High Court of Australia determines the Credit Hire Appeals
We were instructed by the appellants in Arsalan v Rixon, Nguyen v Cassim  HCA 40. The decision was handed down on 8 December 2021.
The High Court did not allow the appeals, however, the orders of the Court of Appeal of the Supreme Court of New South Wales in Arsalan were varied to require the plaintiff's damages to be assessed in accordance with the reasons for judgment of the High Court of Australia and with the magistrate's reasons as to the credit hire costs.
In Arsalan, Magistrate Keogh had found that the credit hire rate claimed by the plaintiff included non-compensable benefits and did not represent a market rate. Therefore, the damages awarded will be less than what is claimed and in accordance with Her Honour's findings regarding non-compensable benefits.

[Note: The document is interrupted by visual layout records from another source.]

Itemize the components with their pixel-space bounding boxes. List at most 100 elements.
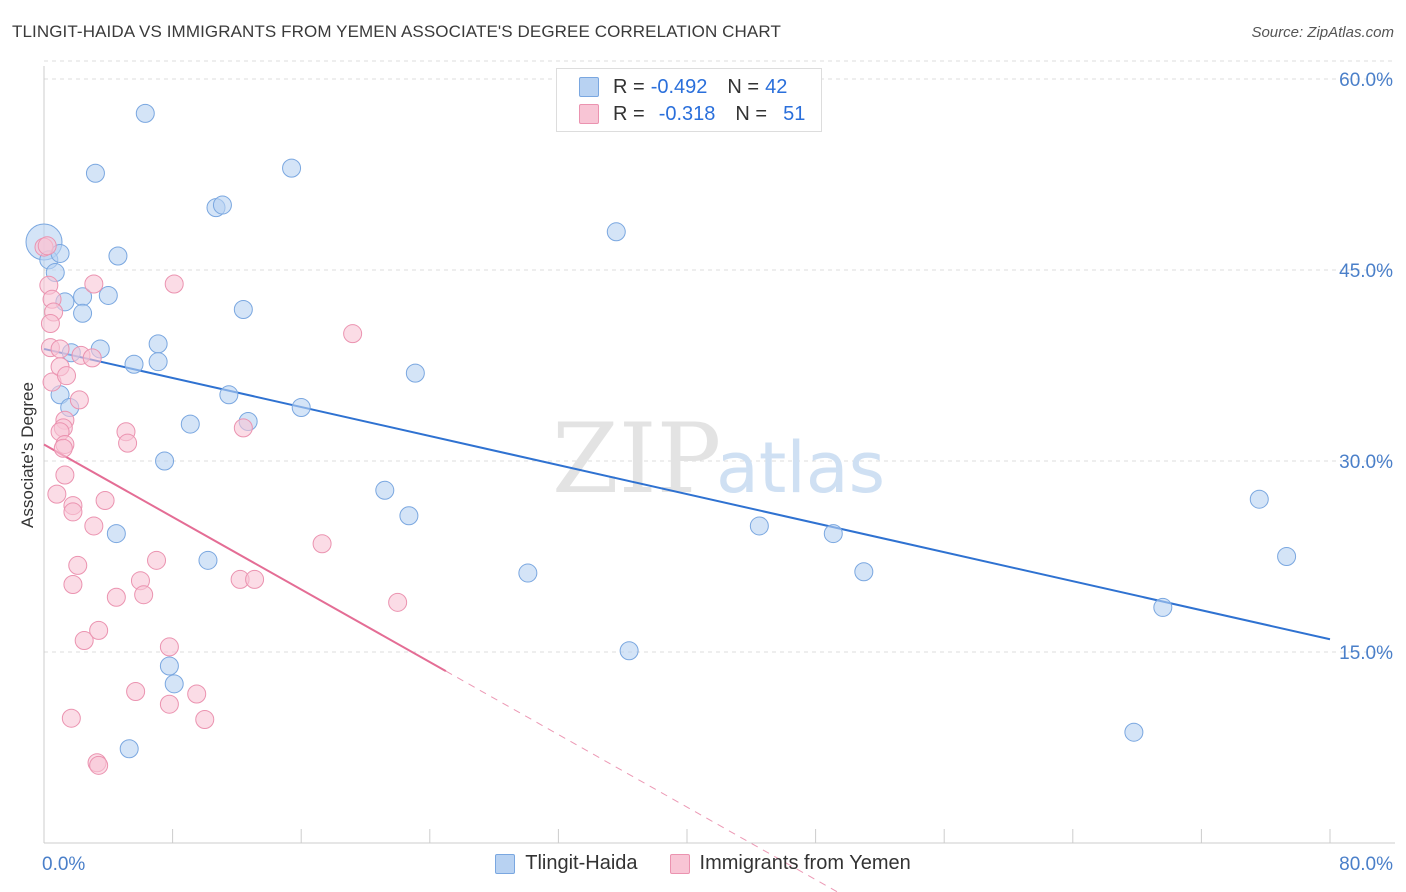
y-tick-label: 60.0% bbox=[1339, 70, 1393, 91]
point-yemen bbox=[187, 684, 207, 704]
y-tick-label: 15.0% bbox=[1339, 643, 1393, 664]
point-tlingit-haida bbox=[164, 674, 184, 694]
point-tlingit-haida bbox=[198, 550, 218, 570]
point-tlingit-haida bbox=[108, 246, 128, 266]
watermark-zip: ZIP bbox=[552, 403, 721, 515]
trend-line-tlingit-haida bbox=[43, 347, 1331, 641]
point-tlingit-haida bbox=[606, 222, 626, 242]
point-yemen bbox=[47, 484, 67, 504]
point-yemen bbox=[159, 694, 179, 714]
point-tlingit-haida bbox=[106, 524, 126, 544]
point-yemen bbox=[84, 274, 104, 294]
point-tlingit-haida bbox=[98, 285, 118, 305]
source-label: Source: ZipAtlas.com bbox=[1251, 24, 1394, 41]
y-tick-label: 30.0% bbox=[1339, 452, 1393, 473]
point-yemen bbox=[50, 339, 70, 359]
trend-line-yemen bbox=[43, 443, 447, 672]
watermark-atlas: atlas bbox=[716, 427, 885, 509]
point-tlingit-haida bbox=[233, 299, 253, 319]
point-tlingit-haida bbox=[155, 451, 175, 471]
point-tlingit-haida bbox=[212, 195, 232, 215]
legend-row-tlingit: R = -0.492 N = 42 bbox=[579, 74, 787, 100]
point-tlingit-haida bbox=[375, 480, 395, 500]
point-yemen bbox=[118, 433, 138, 453]
point-yemen bbox=[106, 587, 126, 607]
point-yemen bbox=[159, 637, 179, 657]
point-yemen bbox=[134, 585, 154, 605]
point-tlingit-haida bbox=[1153, 597, 1173, 617]
legend-item-tlingit-haida: Tlingit-Haida bbox=[495, 852, 638, 875]
point-yemen bbox=[37, 236, 57, 256]
legend-r-value: -0.492 bbox=[650, 75, 708, 98]
legend-n-label: N = bbox=[735, 102, 768, 125]
legend-r-label: R = bbox=[613, 102, 645, 125]
point-tlingit-haida bbox=[148, 352, 168, 372]
x-tick-labels: 0.0% 80.0% bbox=[42, 854, 1393, 875]
point-tlingit-haida bbox=[1277, 547, 1297, 566]
point-tlingit-haida bbox=[1249, 489, 1269, 509]
y-tick-label: 45.0% bbox=[1339, 261, 1393, 282]
point-tlingit-haida bbox=[619, 641, 639, 661]
chart-title: TLINGIT-HAIDA VS IMMIGRANTS FROM YEMEN A… bbox=[12, 22, 781, 41]
point-yemen bbox=[68, 555, 88, 575]
watermark: ZIP atlas bbox=[552, 403, 885, 515]
point-yemen bbox=[195, 709, 215, 729]
point-tlingit-haida bbox=[399, 506, 419, 526]
data-points bbox=[25, 103, 1297, 775]
legend-swatch-blue bbox=[579, 77, 599, 97]
point-yemen bbox=[55, 465, 75, 485]
legend-label: Tlingit-Haida bbox=[525, 852, 638, 874]
point-yemen bbox=[164, 274, 184, 294]
point-yemen bbox=[245, 569, 265, 589]
point-yemen bbox=[82, 348, 102, 368]
point-tlingit-haida bbox=[291, 398, 311, 418]
grid-lines bbox=[44, 60, 1395, 653]
legend-n-label: N = bbox=[727, 75, 760, 98]
point-yemen bbox=[40, 313, 60, 333]
point-tlingit-haida bbox=[135, 103, 155, 123]
point-yemen bbox=[61, 708, 81, 728]
legend-swatch-pink bbox=[669, 853, 690, 874]
point-yemen bbox=[388, 592, 408, 612]
point-yemen bbox=[126, 681, 146, 701]
point-yemen bbox=[233, 418, 253, 438]
point-yemen bbox=[63, 502, 83, 522]
y-tick-labels: 15.0% 30.0% 45.0% 60.0% bbox=[1339, 70, 1393, 664]
point-tlingit-haida bbox=[119, 739, 139, 759]
legend-swatch-pink bbox=[579, 104, 599, 124]
point-tlingit-haida bbox=[124, 354, 144, 374]
point-yemen bbox=[74, 631, 94, 651]
point-yemen bbox=[95, 490, 115, 510]
point-yemen bbox=[63, 575, 83, 595]
point-tlingit-haida bbox=[73, 303, 93, 323]
stats-legend: R = -0.492 N = 42 R = -0.318 N = 51 bbox=[556, 68, 822, 132]
point-yemen bbox=[69, 390, 89, 410]
legend-n-value: 51 bbox=[783, 102, 806, 125]
legend-r-value: -0.318 bbox=[658, 102, 716, 125]
point-yemen bbox=[343, 324, 363, 344]
legend-n-value: 42 bbox=[765, 75, 788, 98]
axes bbox=[43, 66, 1395, 844]
legend-item-yemen: Immigrants from Yemen bbox=[669, 852, 911, 875]
point-tlingit-haida bbox=[180, 414, 200, 434]
series-legend: Tlingit-Haida Immigrants from Yemen bbox=[0, 852, 1406, 875]
point-yemen bbox=[147, 550, 167, 570]
point-tlingit-haida bbox=[854, 562, 874, 582]
point-yemen bbox=[312, 534, 332, 554]
legend-swatch-blue bbox=[495, 853, 516, 874]
point-tlingit-haida bbox=[749, 516, 769, 536]
point-yemen bbox=[84, 516, 104, 536]
legend-label: Immigrants from Yemen bbox=[699, 852, 911, 874]
point-yemen bbox=[53, 438, 73, 458]
x-tick-label: 80.0% bbox=[1339, 854, 1393, 875]
point-tlingit-haida bbox=[823, 524, 843, 544]
y-axis-label: Associate's Degree bbox=[18, 382, 37, 528]
legend-r-label: R = bbox=[613, 75, 645, 98]
trend-lines bbox=[43, 347, 1331, 892]
point-yemen bbox=[89, 620, 109, 640]
point-yemen bbox=[89, 755, 109, 775]
point-yemen bbox=[57, 366, 77, 386]
point-tlingit-haida bbox=[518, 563, 538, 583]
x-tick-label: 0.0% bbox=[42, 854, 85, 875]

The reasons for the decision
In its unanimous decision, the Court found that the heads of damage being compensated are physical inconvenience; and loss of amenity of use. The plaintiff is entitled to take steps to mitigate both aspects of loss by the hire, at a reasonable rate of an equivalent car, for a reasonable period of repair.
Reasonableness of the cost of hire
The reasons set out some of the grounds which the defendant might rely on to seek to establish that the amount of hire costs incurred was unreasonable, they include:
the replacement vehicle hired, was unreasonable in light of the range of vehicles that might fairly be regarded as equivalent to the damaged vehicle;
the period of hire, having regard to the reasonable period of time for repairs;
the extent of costs (non-compensable) benefits included in the hire charge.
The decision does not give guidance on how to determine what is a reasonable equivalent car, however, reference is made to range of vehicles that might fairly be regarded as equivalent to the damaged vehicle, and the decision of the England and Wales Court of Appeal in Watson v Noire is provided as an example of a plaintiff hiring a vehicle considered to be a reasonable equivalent at a price that was not reasonable. Therefore, the range of vehicles provided by ordinary hire car companies such as compact, sedan, SUV, and prestige, should serve as a yard stick for a fairly equivalent range and avoid argument over badge and particular classes of vehicles.
The decison also cites the English authorities that are commonly referred to with approval, which should result in a uniform approach in each jurisdiction to awarding damages in credit hire claims, by following those decisions and awarding damages based on the lowest market rates (because doing otherwise unfairly rewards the credit hire company), and acknowledging the non-compensable benefits and the costs of those benefits involved in credit hire claims.